The keel was in bad shape so I scraped and sanded the best i could then applied this POR-15 paint in two coats to completely seal the keel. Then I used their (POR-15) tie coat then painted it with about 3+ coats of Hydrocoat.
So far so good. Email me if want some details or photos.

Bob
 
Jun 8, 2004
10,532
-na -NA Anywhere USA
Back in the heyday, Hunter only applied Petit Trinidad to the bottom but really for a clean lake it was not necessary. As for trailerable sailboats without staying in the water except for a few days, I do not recommend it other than to wash off particularly coming out of zebra musscle infested lakes up north. I use to apply West Marine CCP which was designed to be effective if out of the water for example the winter and still goood for the following season.

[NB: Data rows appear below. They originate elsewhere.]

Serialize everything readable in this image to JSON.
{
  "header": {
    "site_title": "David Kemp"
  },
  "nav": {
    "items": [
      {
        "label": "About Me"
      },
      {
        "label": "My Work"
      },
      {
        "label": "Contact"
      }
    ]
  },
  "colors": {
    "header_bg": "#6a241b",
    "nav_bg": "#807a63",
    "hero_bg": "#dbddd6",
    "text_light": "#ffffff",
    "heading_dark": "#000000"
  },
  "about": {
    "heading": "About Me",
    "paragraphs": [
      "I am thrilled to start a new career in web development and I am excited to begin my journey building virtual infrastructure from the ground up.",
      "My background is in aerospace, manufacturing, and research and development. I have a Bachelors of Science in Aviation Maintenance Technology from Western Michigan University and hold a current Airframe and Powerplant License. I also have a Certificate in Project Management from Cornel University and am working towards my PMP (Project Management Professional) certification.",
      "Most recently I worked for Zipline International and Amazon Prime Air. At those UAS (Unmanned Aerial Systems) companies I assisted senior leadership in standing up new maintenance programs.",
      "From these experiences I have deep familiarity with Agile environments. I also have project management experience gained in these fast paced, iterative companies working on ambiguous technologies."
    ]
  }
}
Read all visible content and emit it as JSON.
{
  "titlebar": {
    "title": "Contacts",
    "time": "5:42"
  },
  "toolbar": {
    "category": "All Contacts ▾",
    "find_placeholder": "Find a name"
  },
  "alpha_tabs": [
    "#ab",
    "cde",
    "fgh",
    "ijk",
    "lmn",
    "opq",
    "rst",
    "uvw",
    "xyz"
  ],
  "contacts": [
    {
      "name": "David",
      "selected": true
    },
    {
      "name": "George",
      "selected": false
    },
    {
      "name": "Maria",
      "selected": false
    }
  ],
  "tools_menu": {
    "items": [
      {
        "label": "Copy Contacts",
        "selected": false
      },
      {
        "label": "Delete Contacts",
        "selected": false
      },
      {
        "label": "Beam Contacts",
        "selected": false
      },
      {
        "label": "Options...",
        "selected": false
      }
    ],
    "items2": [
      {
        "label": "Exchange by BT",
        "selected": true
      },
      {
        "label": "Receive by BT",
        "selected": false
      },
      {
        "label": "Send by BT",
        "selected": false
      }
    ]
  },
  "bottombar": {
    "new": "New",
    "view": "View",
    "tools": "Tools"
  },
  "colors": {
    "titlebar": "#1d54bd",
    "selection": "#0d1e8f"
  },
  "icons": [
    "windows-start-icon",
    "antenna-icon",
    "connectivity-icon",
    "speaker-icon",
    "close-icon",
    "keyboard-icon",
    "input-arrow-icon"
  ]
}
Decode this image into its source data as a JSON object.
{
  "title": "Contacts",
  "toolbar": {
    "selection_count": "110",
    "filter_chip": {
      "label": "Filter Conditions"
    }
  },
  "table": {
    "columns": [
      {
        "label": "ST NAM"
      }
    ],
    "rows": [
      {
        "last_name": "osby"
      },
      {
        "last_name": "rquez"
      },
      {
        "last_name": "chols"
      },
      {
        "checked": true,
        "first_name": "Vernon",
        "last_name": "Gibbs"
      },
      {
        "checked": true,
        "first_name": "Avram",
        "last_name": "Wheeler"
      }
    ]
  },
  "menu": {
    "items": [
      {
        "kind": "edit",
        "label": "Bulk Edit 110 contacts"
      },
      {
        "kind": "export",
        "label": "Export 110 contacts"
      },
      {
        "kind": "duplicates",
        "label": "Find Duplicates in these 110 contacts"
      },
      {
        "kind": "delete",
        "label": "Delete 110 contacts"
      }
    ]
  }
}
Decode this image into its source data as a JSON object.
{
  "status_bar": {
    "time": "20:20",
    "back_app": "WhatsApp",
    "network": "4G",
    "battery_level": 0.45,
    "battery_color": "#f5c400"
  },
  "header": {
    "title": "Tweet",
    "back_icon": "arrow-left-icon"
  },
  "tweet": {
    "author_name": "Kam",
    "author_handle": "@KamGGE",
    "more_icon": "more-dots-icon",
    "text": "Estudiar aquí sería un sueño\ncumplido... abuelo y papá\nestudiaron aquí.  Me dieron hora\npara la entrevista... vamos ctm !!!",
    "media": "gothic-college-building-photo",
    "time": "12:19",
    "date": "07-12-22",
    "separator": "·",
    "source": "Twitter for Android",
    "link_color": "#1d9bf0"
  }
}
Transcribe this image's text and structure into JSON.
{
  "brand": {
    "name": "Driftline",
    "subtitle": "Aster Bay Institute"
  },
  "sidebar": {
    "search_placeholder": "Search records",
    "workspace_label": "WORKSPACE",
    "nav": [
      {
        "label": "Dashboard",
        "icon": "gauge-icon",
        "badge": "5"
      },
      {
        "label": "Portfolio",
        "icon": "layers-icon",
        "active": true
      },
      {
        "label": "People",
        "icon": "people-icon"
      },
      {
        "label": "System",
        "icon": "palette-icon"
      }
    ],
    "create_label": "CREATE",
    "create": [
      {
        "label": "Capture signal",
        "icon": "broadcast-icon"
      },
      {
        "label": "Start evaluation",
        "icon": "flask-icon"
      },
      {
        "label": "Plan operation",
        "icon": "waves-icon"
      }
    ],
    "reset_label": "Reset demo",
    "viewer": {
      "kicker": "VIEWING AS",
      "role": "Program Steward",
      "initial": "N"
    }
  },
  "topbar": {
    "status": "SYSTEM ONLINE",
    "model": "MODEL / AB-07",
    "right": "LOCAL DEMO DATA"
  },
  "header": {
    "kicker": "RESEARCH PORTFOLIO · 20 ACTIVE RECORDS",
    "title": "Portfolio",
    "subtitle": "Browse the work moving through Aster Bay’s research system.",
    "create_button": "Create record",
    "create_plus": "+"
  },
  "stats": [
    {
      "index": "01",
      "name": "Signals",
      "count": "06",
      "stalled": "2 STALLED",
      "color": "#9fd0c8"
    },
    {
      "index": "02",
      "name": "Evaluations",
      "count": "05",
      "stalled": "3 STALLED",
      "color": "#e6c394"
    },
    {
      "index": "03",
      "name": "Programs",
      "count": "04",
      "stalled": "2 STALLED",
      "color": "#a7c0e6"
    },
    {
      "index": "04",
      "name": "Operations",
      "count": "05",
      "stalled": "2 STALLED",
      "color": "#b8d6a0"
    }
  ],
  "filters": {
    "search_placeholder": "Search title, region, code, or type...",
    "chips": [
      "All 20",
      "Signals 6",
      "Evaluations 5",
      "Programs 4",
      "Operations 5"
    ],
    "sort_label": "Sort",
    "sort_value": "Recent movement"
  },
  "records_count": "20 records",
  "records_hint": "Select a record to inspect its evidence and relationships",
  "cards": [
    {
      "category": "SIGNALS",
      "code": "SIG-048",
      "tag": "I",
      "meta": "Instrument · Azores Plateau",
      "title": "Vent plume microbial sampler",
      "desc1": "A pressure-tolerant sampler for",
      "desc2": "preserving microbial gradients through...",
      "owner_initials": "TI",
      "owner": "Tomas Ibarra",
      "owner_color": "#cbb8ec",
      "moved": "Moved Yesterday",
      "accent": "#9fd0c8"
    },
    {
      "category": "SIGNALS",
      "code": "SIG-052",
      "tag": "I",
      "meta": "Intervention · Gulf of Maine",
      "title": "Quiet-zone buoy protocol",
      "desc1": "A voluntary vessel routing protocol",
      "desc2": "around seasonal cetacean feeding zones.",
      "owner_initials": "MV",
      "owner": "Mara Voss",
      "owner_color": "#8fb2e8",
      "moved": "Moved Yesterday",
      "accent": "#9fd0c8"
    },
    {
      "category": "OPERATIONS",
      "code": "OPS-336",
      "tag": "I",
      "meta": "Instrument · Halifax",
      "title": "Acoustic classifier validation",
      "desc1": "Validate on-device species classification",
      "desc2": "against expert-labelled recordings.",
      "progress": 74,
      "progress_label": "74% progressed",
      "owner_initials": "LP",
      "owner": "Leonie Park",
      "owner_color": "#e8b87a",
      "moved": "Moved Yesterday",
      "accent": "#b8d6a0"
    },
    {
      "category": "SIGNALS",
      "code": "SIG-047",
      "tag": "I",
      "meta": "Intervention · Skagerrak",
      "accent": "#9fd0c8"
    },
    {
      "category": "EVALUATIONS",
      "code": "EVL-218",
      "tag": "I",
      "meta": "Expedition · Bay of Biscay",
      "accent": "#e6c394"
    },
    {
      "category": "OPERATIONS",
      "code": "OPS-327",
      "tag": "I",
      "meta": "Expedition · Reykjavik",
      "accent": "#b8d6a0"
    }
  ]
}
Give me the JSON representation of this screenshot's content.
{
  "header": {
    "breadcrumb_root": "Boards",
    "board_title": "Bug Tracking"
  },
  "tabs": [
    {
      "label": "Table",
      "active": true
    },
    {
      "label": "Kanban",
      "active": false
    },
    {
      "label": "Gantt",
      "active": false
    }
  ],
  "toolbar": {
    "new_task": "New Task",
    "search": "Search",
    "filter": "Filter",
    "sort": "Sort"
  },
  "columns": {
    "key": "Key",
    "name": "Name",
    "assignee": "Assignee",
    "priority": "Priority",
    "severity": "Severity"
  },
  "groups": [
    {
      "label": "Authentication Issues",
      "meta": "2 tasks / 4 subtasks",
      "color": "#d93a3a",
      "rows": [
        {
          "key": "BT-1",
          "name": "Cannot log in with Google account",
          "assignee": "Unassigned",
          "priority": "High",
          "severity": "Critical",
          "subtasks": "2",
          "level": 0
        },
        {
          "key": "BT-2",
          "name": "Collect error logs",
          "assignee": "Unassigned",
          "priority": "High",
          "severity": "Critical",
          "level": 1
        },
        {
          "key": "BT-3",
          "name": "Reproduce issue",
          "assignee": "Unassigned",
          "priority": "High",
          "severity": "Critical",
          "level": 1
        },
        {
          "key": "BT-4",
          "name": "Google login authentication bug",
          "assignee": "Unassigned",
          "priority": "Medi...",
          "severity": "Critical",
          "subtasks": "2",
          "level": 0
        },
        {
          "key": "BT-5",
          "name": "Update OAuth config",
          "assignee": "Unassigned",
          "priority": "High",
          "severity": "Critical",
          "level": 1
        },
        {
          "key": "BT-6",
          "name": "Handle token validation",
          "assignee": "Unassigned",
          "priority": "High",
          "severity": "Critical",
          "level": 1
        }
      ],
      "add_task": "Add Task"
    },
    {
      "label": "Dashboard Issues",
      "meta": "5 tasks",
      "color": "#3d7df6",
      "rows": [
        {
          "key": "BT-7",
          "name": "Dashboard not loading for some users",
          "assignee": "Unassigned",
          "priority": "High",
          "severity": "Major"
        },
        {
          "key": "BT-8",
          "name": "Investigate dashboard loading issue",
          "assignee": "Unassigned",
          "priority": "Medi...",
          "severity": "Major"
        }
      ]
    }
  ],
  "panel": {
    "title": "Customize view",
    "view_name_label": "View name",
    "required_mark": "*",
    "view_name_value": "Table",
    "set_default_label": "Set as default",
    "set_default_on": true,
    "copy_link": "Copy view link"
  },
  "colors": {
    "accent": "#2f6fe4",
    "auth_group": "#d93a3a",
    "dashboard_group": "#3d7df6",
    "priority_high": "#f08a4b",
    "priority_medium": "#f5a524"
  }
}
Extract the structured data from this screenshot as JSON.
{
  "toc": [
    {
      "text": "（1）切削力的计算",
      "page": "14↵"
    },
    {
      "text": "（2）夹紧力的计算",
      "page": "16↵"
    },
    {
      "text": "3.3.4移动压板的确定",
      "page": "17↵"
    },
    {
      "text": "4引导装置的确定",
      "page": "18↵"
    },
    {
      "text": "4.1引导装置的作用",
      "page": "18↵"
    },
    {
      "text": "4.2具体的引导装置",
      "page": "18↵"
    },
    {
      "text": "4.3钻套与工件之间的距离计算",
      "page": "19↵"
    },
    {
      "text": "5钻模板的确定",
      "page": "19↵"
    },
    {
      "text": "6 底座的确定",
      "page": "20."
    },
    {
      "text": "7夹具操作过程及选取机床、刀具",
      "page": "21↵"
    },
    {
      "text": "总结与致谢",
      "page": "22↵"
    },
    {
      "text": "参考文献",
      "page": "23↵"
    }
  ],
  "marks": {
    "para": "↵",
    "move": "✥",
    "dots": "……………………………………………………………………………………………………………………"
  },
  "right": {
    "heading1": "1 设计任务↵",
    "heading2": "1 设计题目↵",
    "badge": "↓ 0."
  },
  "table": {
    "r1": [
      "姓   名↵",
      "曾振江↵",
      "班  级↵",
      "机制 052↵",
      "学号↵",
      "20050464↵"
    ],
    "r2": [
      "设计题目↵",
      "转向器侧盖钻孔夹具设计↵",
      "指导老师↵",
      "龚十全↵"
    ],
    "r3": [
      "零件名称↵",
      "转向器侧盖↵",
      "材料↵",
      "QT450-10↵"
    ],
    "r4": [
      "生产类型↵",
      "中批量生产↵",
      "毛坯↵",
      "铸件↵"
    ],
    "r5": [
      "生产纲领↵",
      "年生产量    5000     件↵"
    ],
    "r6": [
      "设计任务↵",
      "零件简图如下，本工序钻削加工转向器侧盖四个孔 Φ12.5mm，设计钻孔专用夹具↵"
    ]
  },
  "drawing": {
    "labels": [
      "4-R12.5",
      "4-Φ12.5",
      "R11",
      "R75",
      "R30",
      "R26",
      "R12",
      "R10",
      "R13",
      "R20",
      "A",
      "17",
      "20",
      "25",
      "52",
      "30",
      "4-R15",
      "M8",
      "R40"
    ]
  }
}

As for bottom painting, there are many approaches but most will concur with me on metal keels, brush to a clean surface, apply metal primer which is basically zinc chromate under differeent names to prevent rusting, fill in the holes with two part epoxy and the best I found was Water Tite. Sand smooth and then prep the rest of the hull and paint with anti fouling.

After several layers, then the paint needs to be removed. If flaked off in many areas, then take all of the paint off. When a new or clean hull ready for antifouling, two coats is recommended with a third coat around the water line.